Ensuite, je dois être en bonne condition physique et morale, c'est capital. Si je manque de dynamisme, si je suis fatigué, si j'ai des soucis ou des problèmes en cours à régler, inutile de me mettre au travail, ce que je ferai ne vaudra rien.
Enfin, quand j'écris, j'aime ne pas être dérangé ou interrompu

Quelle est la phase la plus difficile, dans l’écriture d’un roman ?

Le passage à l'écriture, justement, ce moment magique qui consiste à tenter de traduire en mots ce qui jusque là était de l'inexprimé. C'est le plus difficile, le plus délicat mais le plus passionnant. Là, on comprend soudain qu'on détient un pouvoir fabuleux, qu'on est en mesure d'entraîner l'esprit, le cœur et l'imaginaire du lecteur où l'on veut. Modifier un mot, une tournure, enlever ou ajouter une phrase, c'est orienter le récit — donc la préhension du lecteur, l'éclairage du texte. Cette phase d'écriture, de “ mise en mots ” relève aussi de la mise en scène théâtrale. Le décor, le texte, les personnages sont là ( dans ma tête ) mais il faut soudain leur donner vie, les mettre en mouvement, indiquer les intonations, les silences, les déplacements.

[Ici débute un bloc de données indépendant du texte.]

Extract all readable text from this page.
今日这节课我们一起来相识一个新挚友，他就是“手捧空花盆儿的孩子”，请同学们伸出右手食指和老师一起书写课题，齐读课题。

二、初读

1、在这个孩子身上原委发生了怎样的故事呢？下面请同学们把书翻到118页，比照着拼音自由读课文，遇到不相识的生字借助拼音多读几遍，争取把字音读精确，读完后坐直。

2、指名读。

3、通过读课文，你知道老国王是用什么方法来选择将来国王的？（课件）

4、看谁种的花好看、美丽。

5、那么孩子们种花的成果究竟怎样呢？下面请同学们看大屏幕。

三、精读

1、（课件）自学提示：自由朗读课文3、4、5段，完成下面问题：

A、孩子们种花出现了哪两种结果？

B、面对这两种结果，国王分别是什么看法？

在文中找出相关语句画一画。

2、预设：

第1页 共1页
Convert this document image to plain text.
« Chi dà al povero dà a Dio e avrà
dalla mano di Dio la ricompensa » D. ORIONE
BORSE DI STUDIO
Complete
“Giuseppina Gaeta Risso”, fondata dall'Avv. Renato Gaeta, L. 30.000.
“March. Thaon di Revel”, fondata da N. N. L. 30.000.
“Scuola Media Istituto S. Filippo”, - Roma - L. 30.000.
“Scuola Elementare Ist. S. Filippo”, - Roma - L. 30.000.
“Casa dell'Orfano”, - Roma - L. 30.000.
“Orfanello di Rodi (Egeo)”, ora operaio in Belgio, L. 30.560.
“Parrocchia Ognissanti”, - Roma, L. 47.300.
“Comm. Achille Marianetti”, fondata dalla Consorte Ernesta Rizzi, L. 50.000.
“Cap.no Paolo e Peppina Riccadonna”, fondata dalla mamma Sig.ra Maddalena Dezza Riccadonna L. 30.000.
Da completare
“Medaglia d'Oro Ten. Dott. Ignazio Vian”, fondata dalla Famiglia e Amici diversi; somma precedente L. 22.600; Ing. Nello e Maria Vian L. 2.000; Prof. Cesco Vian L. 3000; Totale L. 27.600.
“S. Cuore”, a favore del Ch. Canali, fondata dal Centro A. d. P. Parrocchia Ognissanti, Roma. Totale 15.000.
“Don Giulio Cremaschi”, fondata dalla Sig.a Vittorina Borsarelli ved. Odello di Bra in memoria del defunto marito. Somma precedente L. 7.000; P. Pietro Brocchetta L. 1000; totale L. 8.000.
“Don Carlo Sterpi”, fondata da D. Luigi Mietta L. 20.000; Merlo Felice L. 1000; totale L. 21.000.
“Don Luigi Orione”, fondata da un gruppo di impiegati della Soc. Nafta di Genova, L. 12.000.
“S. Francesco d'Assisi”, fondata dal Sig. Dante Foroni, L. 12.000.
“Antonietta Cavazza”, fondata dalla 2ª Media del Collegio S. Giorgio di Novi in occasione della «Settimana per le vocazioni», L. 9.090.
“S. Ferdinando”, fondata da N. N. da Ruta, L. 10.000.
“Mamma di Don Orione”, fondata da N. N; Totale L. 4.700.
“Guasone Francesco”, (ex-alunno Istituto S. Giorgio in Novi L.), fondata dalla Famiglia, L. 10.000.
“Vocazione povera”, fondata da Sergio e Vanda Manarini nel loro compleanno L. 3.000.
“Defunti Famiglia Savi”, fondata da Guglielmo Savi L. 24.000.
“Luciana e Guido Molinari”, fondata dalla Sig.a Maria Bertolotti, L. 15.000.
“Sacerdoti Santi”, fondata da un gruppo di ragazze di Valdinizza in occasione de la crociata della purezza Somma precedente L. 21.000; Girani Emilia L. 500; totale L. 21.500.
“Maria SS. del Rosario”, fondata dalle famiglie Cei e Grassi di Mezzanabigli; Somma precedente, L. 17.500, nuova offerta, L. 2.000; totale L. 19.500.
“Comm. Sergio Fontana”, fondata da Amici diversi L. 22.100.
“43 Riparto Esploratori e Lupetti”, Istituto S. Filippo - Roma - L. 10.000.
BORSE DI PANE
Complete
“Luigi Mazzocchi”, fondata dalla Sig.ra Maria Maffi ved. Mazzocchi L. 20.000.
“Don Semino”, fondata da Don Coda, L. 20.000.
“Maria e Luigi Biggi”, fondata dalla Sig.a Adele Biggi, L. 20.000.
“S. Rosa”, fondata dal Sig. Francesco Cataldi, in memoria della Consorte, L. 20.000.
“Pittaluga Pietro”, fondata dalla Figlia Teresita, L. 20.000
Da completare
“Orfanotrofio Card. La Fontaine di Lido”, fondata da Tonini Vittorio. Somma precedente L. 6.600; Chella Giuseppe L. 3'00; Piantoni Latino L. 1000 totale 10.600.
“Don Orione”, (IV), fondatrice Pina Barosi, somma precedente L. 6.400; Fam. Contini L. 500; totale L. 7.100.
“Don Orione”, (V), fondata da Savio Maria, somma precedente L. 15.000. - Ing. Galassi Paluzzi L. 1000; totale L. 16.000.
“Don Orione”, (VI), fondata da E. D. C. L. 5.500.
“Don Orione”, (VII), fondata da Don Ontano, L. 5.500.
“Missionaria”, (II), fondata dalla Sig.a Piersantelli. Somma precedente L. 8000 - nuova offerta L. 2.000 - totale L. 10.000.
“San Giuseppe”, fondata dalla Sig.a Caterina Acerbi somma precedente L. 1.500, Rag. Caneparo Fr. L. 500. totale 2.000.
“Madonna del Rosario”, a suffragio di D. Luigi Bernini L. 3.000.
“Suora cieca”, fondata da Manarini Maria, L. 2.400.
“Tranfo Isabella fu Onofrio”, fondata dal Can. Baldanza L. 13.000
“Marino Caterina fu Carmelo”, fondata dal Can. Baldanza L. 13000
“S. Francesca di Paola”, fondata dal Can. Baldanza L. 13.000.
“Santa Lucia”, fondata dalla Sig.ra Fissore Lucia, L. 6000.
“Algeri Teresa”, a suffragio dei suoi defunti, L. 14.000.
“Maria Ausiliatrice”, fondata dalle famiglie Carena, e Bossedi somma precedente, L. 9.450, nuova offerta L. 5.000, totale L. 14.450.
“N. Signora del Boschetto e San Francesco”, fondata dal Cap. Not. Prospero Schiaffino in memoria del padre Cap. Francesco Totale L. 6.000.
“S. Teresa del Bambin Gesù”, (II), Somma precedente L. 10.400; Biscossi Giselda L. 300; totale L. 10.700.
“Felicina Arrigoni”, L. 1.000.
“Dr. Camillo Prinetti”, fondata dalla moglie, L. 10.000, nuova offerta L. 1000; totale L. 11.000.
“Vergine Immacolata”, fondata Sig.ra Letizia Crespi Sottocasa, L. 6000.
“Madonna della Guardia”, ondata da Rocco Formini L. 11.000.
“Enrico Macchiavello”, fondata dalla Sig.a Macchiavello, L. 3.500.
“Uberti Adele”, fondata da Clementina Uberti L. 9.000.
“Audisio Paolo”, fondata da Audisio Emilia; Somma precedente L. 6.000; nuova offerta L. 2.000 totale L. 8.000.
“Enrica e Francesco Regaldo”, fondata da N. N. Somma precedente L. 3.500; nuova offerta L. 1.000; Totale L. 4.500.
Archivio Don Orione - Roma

Utilisez-vous des personnages réels dans vos romans ?

Bien sûr !
Mes enfants, Sylvain et Sophie, apparaissent souvent dans mes récits ( notamment dans Le Multimonde ! ) Mais bien que j'utilise leurs noms, les personnages de mes romans ne leur ressemblent pas toujours. Encore dans Le Multimonde, le nombre de personnages imaginaires dont le modèle existe dans la vie réelle est très grand... mais le lecteur ne les repère pas toujours. 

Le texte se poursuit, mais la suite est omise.